Ernst II van Saksen-Altenburg
Ernst II | ||
---|---|---|
1871-1955 | ||
Hertog van Saksen-Altenburg | ||
Periode | 1908-1918 | |
Voorganger | Ernst I | |
Opvolger | -- | |
Vader | Maurits van Saksen-Altenburg | |
Moeder | Augusta van Saksen-Meiningen |
Ernst Bernhard George Johan Karel Frederik Peter Albert (Schloss Altenburg, 31 augustus 1871 — Jachtslot Fröhliche Wiederkunft, Trockenborn-Wolfersdorf, 22 maart 1955) was van 1908 tot 1918 de laatste hertog van Saksen-Altenburg.
Leven
[bewerken | brontekst bewerken]Hij was de zoon van Maurits van Saksen-Altenburg (broer van hertog Ernst I) en Augusta van Saksen-Meiningen, een dochter van Bernhard II van Saksen-Meiningen. Op 27 februari 1898 trad hij te Bückeburg in het huwelijk met Adelheid van Schaumburg-Lippe, kleindochter van George Willem van Schaumburg-Lippe.
Kinderen
[bewerken | brontekst bewerken]Uit zijn huwelijk met Adelheid van Schaumburg-Lippe (1875-1971) werden vier kinderen geboren:
- Charlotte Agnes Ernestine Augusta Bathildis Marie Therese Adolfine (1899-1996), gehuwd met Sigismund van Pruisen (1896-1978)
- George Maurits (1900-1991), de laatste erfprins van Saksen-Altenburg
- Elisabeth Karola (1903-1991)
- Frederik Ernst Karel August Adalbert, Prins van Saksen-Altenburg (1905-1985)
Hij besteeg de Altenburgse troon toen zijn oom Ernst I in 1908 stierf zonder overlevende kinderen na te laten. In de Novemberrevolutie van 1918 moest hij evenals alle andere Duitse vorsten troonsafstand doen (13 november).

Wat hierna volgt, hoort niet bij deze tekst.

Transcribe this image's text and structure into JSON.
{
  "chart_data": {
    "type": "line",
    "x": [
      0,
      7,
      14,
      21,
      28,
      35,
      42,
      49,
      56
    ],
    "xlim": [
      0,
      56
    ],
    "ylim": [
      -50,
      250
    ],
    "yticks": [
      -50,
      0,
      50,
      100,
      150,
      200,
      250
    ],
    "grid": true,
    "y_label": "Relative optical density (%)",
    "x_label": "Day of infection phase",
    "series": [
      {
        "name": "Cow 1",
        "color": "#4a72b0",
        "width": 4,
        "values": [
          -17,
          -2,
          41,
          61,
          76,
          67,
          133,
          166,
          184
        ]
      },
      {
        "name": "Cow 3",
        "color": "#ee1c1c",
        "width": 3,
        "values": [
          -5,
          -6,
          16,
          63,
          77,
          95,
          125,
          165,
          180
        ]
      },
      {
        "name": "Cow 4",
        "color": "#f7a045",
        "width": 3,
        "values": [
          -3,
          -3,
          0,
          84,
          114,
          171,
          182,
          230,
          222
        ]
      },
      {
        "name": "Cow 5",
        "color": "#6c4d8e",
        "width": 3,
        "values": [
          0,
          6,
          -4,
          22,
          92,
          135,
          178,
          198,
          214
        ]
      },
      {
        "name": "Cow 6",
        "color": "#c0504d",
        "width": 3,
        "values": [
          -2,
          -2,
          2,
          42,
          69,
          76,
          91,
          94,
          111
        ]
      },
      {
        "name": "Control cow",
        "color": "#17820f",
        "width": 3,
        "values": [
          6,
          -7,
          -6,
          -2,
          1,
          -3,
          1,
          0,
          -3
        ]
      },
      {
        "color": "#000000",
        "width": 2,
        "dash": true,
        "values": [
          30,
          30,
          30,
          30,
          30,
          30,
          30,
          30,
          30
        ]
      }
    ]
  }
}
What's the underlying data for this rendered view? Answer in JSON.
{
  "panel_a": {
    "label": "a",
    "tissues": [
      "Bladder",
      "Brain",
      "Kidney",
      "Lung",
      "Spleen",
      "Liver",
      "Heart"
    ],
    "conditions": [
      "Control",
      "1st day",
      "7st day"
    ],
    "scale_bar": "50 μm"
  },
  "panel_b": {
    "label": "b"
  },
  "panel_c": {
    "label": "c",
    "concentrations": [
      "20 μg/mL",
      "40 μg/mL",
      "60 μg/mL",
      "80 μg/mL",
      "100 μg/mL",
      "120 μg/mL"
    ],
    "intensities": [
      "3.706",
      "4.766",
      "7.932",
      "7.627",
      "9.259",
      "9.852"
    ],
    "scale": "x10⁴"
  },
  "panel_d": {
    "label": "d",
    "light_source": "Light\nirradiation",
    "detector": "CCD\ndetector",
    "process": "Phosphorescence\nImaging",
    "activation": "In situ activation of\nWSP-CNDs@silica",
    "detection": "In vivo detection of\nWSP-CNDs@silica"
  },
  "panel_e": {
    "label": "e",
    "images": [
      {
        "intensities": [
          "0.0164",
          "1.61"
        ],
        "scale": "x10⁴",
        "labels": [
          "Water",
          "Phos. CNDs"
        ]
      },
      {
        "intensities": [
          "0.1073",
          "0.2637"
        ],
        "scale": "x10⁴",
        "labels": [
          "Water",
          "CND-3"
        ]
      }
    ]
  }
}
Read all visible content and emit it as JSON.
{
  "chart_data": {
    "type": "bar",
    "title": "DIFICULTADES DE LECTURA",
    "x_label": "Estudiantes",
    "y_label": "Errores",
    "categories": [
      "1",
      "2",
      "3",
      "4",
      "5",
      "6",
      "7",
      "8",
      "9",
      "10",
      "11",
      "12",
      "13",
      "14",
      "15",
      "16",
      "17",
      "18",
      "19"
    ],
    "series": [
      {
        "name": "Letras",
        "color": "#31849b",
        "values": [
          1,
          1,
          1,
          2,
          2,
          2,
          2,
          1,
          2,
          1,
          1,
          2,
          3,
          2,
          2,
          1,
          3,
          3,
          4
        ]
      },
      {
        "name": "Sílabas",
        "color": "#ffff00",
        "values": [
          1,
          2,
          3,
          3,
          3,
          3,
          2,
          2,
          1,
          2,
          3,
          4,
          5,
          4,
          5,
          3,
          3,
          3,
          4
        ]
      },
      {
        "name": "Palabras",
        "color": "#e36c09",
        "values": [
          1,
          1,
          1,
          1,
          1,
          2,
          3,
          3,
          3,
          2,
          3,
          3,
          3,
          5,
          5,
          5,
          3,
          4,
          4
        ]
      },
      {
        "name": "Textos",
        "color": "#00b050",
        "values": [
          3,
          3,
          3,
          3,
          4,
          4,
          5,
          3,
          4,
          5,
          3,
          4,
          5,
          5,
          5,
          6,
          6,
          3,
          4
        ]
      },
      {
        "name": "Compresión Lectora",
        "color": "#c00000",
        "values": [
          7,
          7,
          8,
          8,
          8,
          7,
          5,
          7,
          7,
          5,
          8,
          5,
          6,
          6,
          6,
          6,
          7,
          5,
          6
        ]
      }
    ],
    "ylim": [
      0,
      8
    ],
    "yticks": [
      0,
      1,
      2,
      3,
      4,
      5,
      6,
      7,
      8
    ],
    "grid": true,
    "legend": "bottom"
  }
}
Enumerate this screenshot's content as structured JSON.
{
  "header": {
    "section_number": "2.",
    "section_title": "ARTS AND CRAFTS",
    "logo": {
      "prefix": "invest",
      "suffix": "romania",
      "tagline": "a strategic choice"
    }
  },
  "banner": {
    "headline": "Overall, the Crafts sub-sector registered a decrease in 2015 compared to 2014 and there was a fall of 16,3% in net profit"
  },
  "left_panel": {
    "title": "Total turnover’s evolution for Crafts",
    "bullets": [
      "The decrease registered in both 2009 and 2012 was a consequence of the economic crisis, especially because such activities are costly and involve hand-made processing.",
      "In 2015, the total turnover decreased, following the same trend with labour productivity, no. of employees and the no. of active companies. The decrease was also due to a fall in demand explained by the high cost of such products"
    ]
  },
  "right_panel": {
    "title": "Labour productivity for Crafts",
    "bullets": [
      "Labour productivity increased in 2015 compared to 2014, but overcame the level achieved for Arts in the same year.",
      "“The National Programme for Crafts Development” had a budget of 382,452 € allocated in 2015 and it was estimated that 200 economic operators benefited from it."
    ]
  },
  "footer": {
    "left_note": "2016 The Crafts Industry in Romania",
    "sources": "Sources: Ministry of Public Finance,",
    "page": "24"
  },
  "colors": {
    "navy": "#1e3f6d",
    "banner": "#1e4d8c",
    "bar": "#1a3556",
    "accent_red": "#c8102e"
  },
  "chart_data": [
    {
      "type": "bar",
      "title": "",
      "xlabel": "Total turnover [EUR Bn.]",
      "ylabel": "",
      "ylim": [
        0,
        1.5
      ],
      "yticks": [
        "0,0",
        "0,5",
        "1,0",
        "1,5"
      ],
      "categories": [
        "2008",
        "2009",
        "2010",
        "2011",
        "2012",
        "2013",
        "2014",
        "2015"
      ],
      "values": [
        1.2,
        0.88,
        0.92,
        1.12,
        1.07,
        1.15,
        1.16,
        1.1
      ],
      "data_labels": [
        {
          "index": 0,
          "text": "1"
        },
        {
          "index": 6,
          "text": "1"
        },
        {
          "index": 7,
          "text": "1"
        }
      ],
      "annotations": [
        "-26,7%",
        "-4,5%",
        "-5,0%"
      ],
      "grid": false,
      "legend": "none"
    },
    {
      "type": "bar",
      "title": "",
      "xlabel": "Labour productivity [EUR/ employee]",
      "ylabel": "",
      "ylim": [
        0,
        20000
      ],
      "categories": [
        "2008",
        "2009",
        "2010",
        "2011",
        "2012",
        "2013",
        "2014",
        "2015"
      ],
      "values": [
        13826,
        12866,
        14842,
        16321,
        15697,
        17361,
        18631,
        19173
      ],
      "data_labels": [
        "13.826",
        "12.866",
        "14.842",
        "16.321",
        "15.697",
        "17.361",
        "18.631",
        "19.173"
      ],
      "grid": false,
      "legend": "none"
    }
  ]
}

Saksen-Altenburg werd hierop een vrijstaat en ging in 1920 op in de Vrijstaat Thüringen.
Ernst reisde na zijn abdicatie af naar het nabijgelegen Trockenborn-Wolfersdorf en betrok daar het slot Fröhliche Wiederkunft. Zijn huwelijk werd in 1920 ontbonden en in 1934 hertrouwde hij met Maria Martha Triebel. Op 1 mei 1937 werd Ernst lid van de NSDAP (nr. 4.868.032). In 1938 ontving hij ereburgerschap van de stad Altenburg. Na de Tweede Wereldoorlog droeg hij het slot over aan de stad Altenburg.
Hij stierf aldaar op 22 maart 1955 als allerlaatste Duitse vorst. Als enige van hen is hij ingezetene van de Duitse Democratische Republiek geweest.
Met de dood van zijn kinderloze zoons stierf de linie Saksen-Altenburg uit.